Interconnections identified using our approaches were also supported by metabolite–metabolite correlation analyses. Pearson correlation coefficients of percentage changes in metabolite abundances were clustered by agglomerative hierarchical clustering, clearly showing a high correlation between metabolites in each active pathway in R. rubrum (Supplementary Material Fig. S5). In addition, a strong correlation between interconnected active pathways could be observed; the rubrum-type methionine salvage pathway was strongly intertwined with the purine salvage pathway, de novo purine biosynthesis pathway, glutathione pathway, TCA cycle and the AMC. Also, there was a moderate correlation between the isoprenoid pathway and other active pathways (e.g., the methionine salvage, de novo purine biosynthesis, purine salvage, glutathione metabolism, butanoate metabolism, TCA cycle and the AMC). Metabolites in sulfur metabolism showed an anti-correlation with the other active pathways. When MTA was used as the sole sulfur source, no sulfate source could be provided through conventional sulfur metabolism; hence, the down-regulation of metabolites in that pathway was expected and mirrored the effect from transcriptomics. In B. subtilis, although metabolites in each pathway showed a strong correlation, there was only a weak correlation between the classical methionine salvage pathway and purine salvage pathway (Supplementary Material Fig. S6).

In addition, our analyses showed that there are two types of regulation, metabolic (i.e., changes in the metabolite levels) and hierarchical (i.e., transcription, translation and post-translational modification) (ter Kuile and Westerhoff 2001), that are induced by feeding MTA in R. rubrum. In R. rubrum the rubrum-type methionine salvage pathway, isoprenoid pathway, the AMC and the trans-sulfuration pathway were regulated hierarchically.
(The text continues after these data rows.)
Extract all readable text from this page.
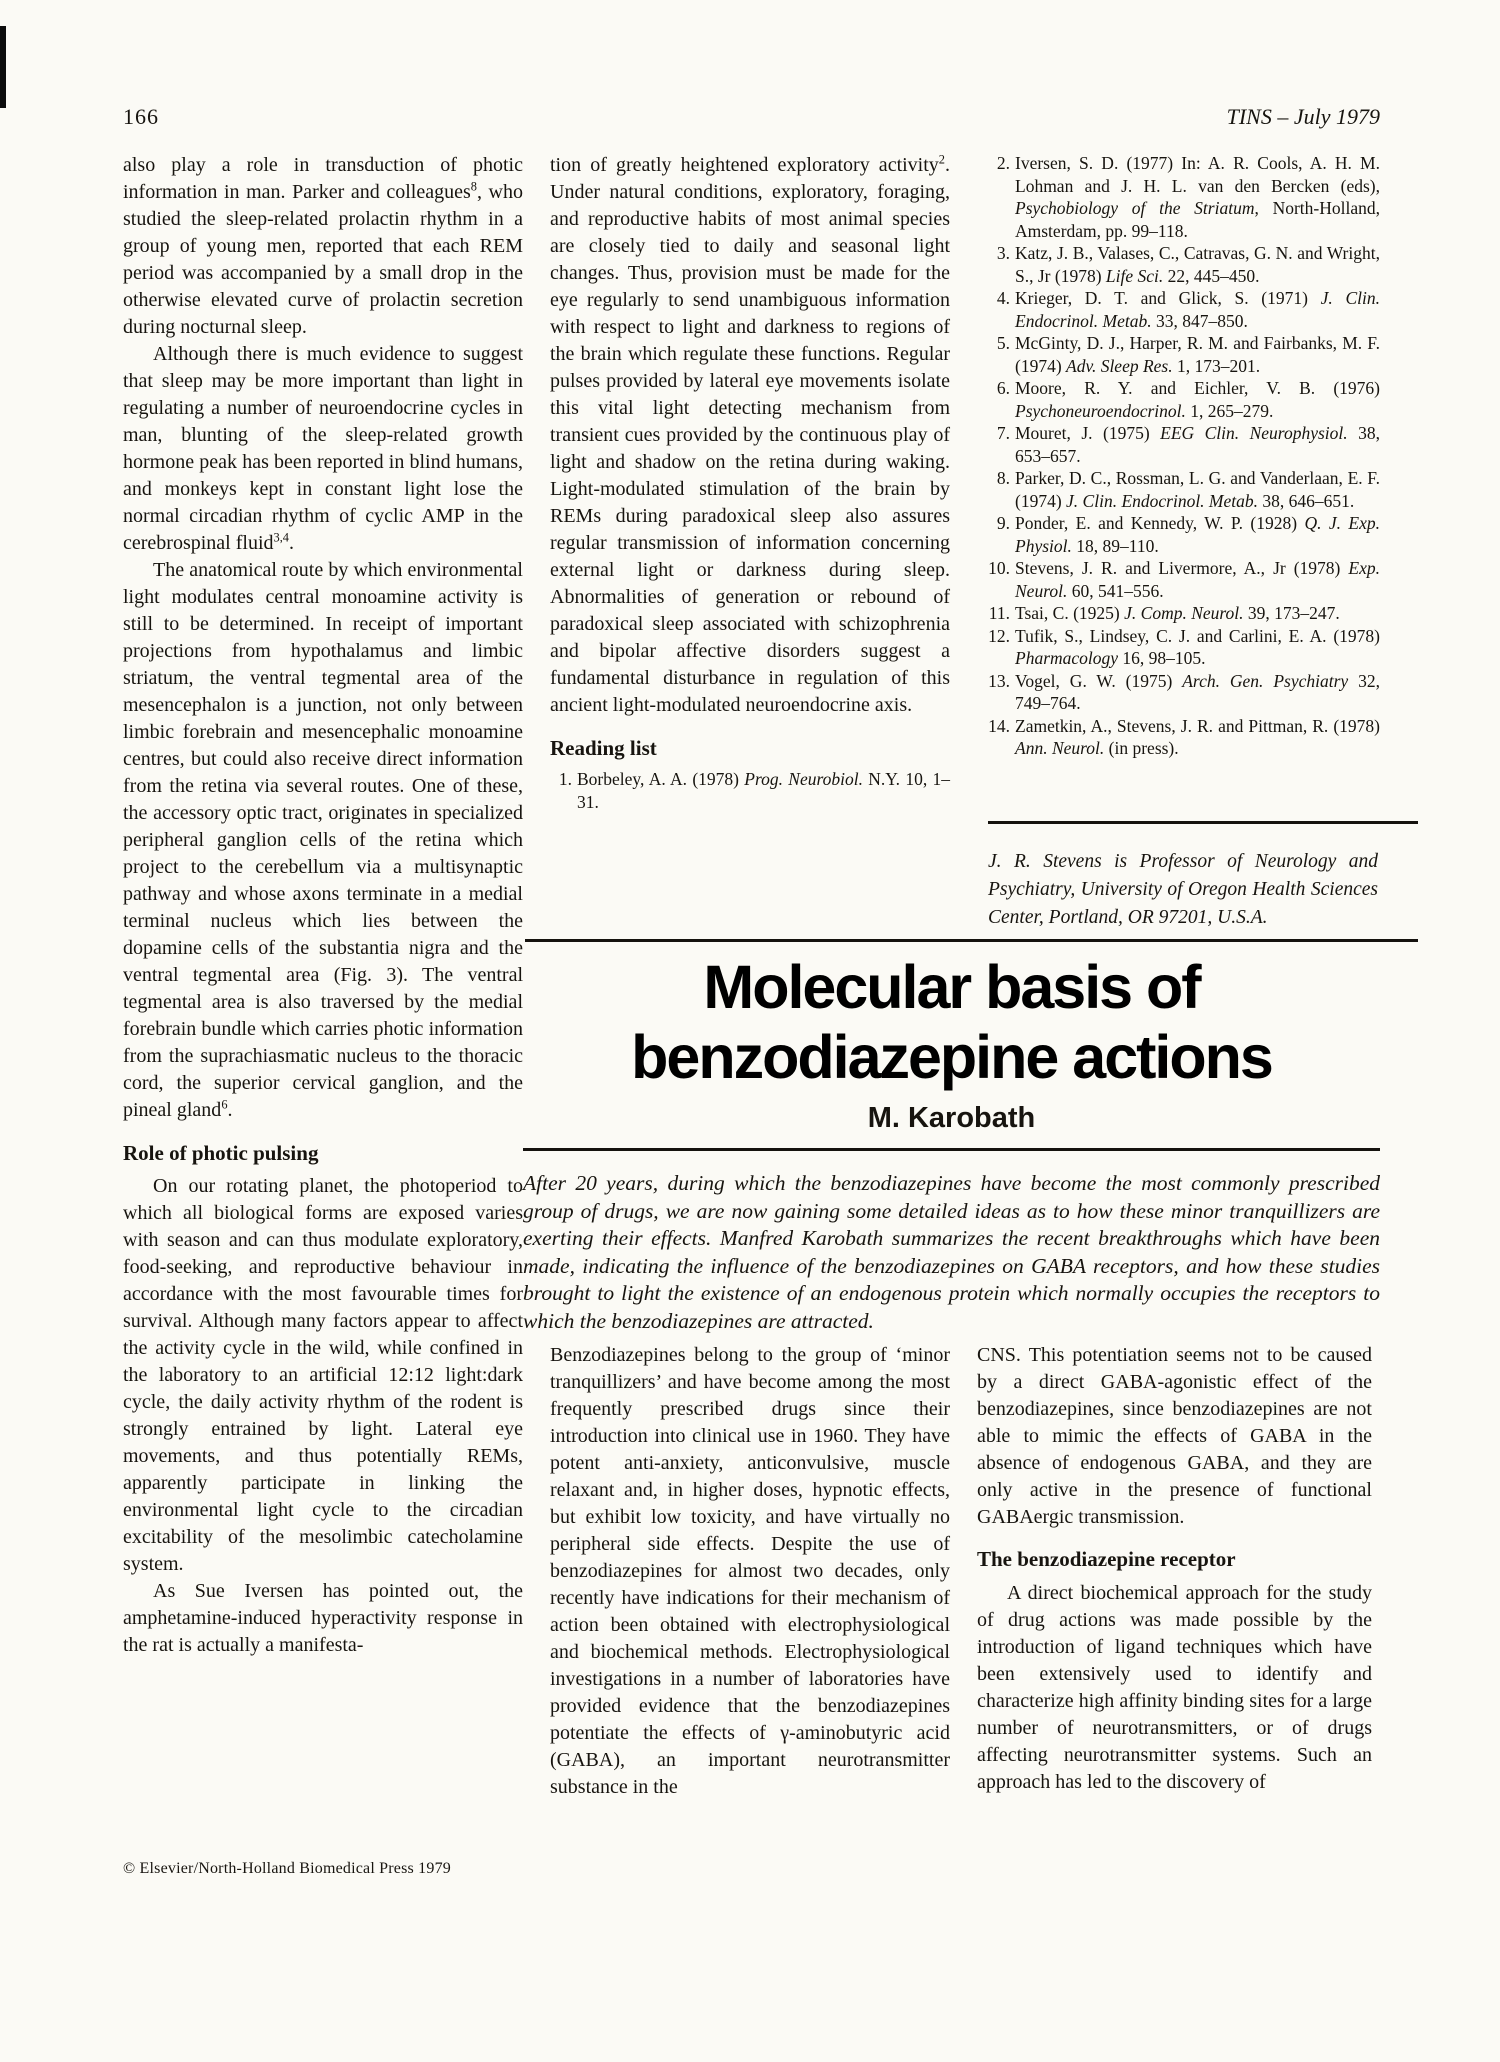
166	TINS – July 1979

also play a role in transduction of photic information in man. Parker and colleagues$^8$, who studied the sleep-related prolactin rhythm in a group of young men, reported that each REM period was accompanied by a small drop in the otherwise elevated curve of prolactin secretion during nocturnal sleep.

Although there is much evidence to suggest that sleep may be more important than light in regulating a number of neuroendocrine cycles in man, blunting of the sleep-related growth hormone peak has been reported in blind humans, and monkeys kept in constant light lose the normal circadian rhythm of cyclic AMP in the cerebrospinal fluid$^{3,4}$.

The anatomical route by which environmental light modulates central monoamine activity is still to be determined. In receipt of important projections from hypothalamus and limbic striatum, the ventral tegmental area of the mesencephalon is a junction, not only between limbic forebrain and mesencephalic monoamine centres, but could also receive direct information from the retina via several routes. One of these, the accessory optic tract, originates in specialized peripheral ganglion cells of the retina which project to the cerebellum via a multisynaptic pathway and whose axons terminate in a medial terminal nucleus which lies between the dopamine cells of the substantia nigra and the ventral tegmental area (Fig. 3). The ventral tegmental area is also traversed by the medial forebrain bundle which carries photic information from the suprachiasmatic nucleus to the thoracic cord, the superior cervical ganglion, and the pineal gland$^6$.

Role of photic pulsing

On our rotating planet, the photoperiod to which all biological forms are exposed varies with season and can thus modulate exploratory, food-seeking, and reproductive behaviour in accordance with the most favourable times for survival. Although many factors appear to affect the activity cycle in the wild, while confined in the laboratory to an artificial 12:12 light:dark cycle, the daily activity rhythm of the rodent is strongly entrained by light. Lateral eye movements, and thus potentially REMs, apparently participate in linking the environmental light cycle to the circadian excitability of the mesolimbic catecholamine system.

As Sue Iversen has pointed out, the amphetamine-induced hyperactivity response in the rat is actually a manifesta-

tion of greatly heightened exploratory activity$^2$. Under natural conditions, exploratory, foraging, and reproductive habits of most animal species are closely tied to daily and seasonal light changes. Thus, provision must be made for the eye regularly to send unambiguous information with respect to light and darkness to regions of the brain which regulate these functions. Regular pulses provided by lateral eye movements isolate this vital light detecting mechanism from transient cues provided by the continuous play of light and shadow on the retina during waking. Light-modulated stimulation of the brain by REMs during paradoxical sleep also assures regular transmission of information concerning external light or darkness during sleep. Abnormalities of generation or rebound of paradoxical sleep associated with schizophrenia and bipolar affective disorders suggest a fundamental disturbance in regulation of this ancient light-modulated neuroendocrine axis.

Reading list

1. Borbeley, A. A. (1978) Prog. Neurobiol. N.Y. 10, 1–31.

2. Iversen, S. D. (1977) In: A. R. Cools, A. H. M. Lohman and J. H. L. van den Bercken (eds), Psychobiology of the Striatum, North-Holland, Amsterdam, pp. 99–118.

3. Katz, J. B., Valases, C., Catravas, G. N. and Wright, S., Jr (1978) Life Sci. 22, 445–450.

4. Krieger, D. T. and Glick, S. (1971) J. Clin. Endocrinol. Metab. 33, 847–850.

5. McGinty, D. J., Harper, R. M. and Fairbanks, M. F. (1974) Adv. Sleep Res. 1, 173–201.

6. Moore, R. Y. and Eichler, V. B. (1976) Psychoneuroendocrinol. 1, 265–279.

7. Mouret, J. (1975) EEG Clin. Neurophysiol. 38, 653–657.

8. Parker, D. C., Rossman, L. G. and Vanderlaan, E. F. (1974) J. Clin. Endocrinol. Metab. 38, 646–651.

9. Ponder, E. and Kennedy, W. P. (1928) Q. J. Exp. Physiol. 18, 89–110.

10. Stevens, J. R. and Livermore, A., Jr (1978) Exp. Neurol. 60, 541–556.

11. Tsai, C. (1925) J. Comp. Neurol. 39, 173–247.

12. Tufik, S., Lindsey, C. J. and Carlini, E. A. (1978) Pharmacology 16, 98–105.

13. Vogel, G. W. (1975) Arch. Gen. Psychiatry 32, 749–764.

14. Zametkin, A., Stevens, J. R. and Pittman, R. (1978) Ann. Neurol. (in press).

J. R. Stevens is Professor of Neurology and Psychiatry, University of Oregon Health Sciences Center, Portland, OR 97201, U.S.A.
Molecular basis of
benzodiazepine actions
M. Karobath
After 20 years, during which the benzodiazepines have become the most commonly prescribed group of drugs, we are now gaining some detailed ideas as to how these minor tranquillizers are exerting their effects. Manfred Karobath summarizes the recent breakthroughs which have been made, indicating the influence of the benzodiazepines on GABA receptors, and how these studies brought to light the existence of an endogenous protein which normally occupies the receptors to which the benzodiazepines are attracted.

Benzodiazepines belong to the group of ‘minor tranquillizers’ and have become among the most frequently prescribed drugs since their introduction into clinical use in 1960. They have potent anti-anxiety, anticonvulsive, muscle relaxant and, in higher doses, hypnotic effects, but exhibit low toxicity, and have virtually no peripheral side effects. Despite the use of benzodiazepines for almost two decades, only recently have indications for their mechanism of action been obtained with electrophysiological and biochemical methods. Electrophysiological investigations in a number of laboratories have provided evidence that the benzodiazepines potentiate the effects of γ-aminobutyric acid (GABA), an important neurotransmitter substance in the

CNS. This potentiation seems not to be caused by a direct GABA-agonistic effect of the benzodiazepines, since benzodiazepines are not able to mimic the effects of GABA in the absence of endogenous GABA, and they are only active in the presence of functional GABAergic transmission.

The benzodiazepine receptor

A direct biochemical approach for the study of drug actions was made possible by the introduction of ligand techniques which have been extensively used to identify and characterize high affinity binding sites for a large number of neurotransmitters, or of drugs affecting neurotransmitter systems. Such an approach has led to the discovery of

© Elsevier/North-Holland Biomedical Press 1979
In contrast, the purine salvage pathway, de novo purine biosynthesis pathway, and sulfur metabolism could be classified into metabolic regulation since corresponding genes were not induced by MTA feeding. Only the abundances of metabolites were changed upon MTA perturbation. In B. subtilis the subtilis-type methionine salvage pathway corresponded to hierarchical regulation. The purine salvage and de novo purine biosynthesis pathways were regulated only at the metabolite level.

These results show that our analytical strategy is useful for uncovering novel pathways, and that the addition of gene expression patterns provide complementary data to gain greater insight into bacterial metabolism. Therefore, untargeted metabolomics greatly aids the discovery of novel pathways. We expect our analytical pipeline to be applicable to many other systems and useful for uncovering a range of unexpected pathways.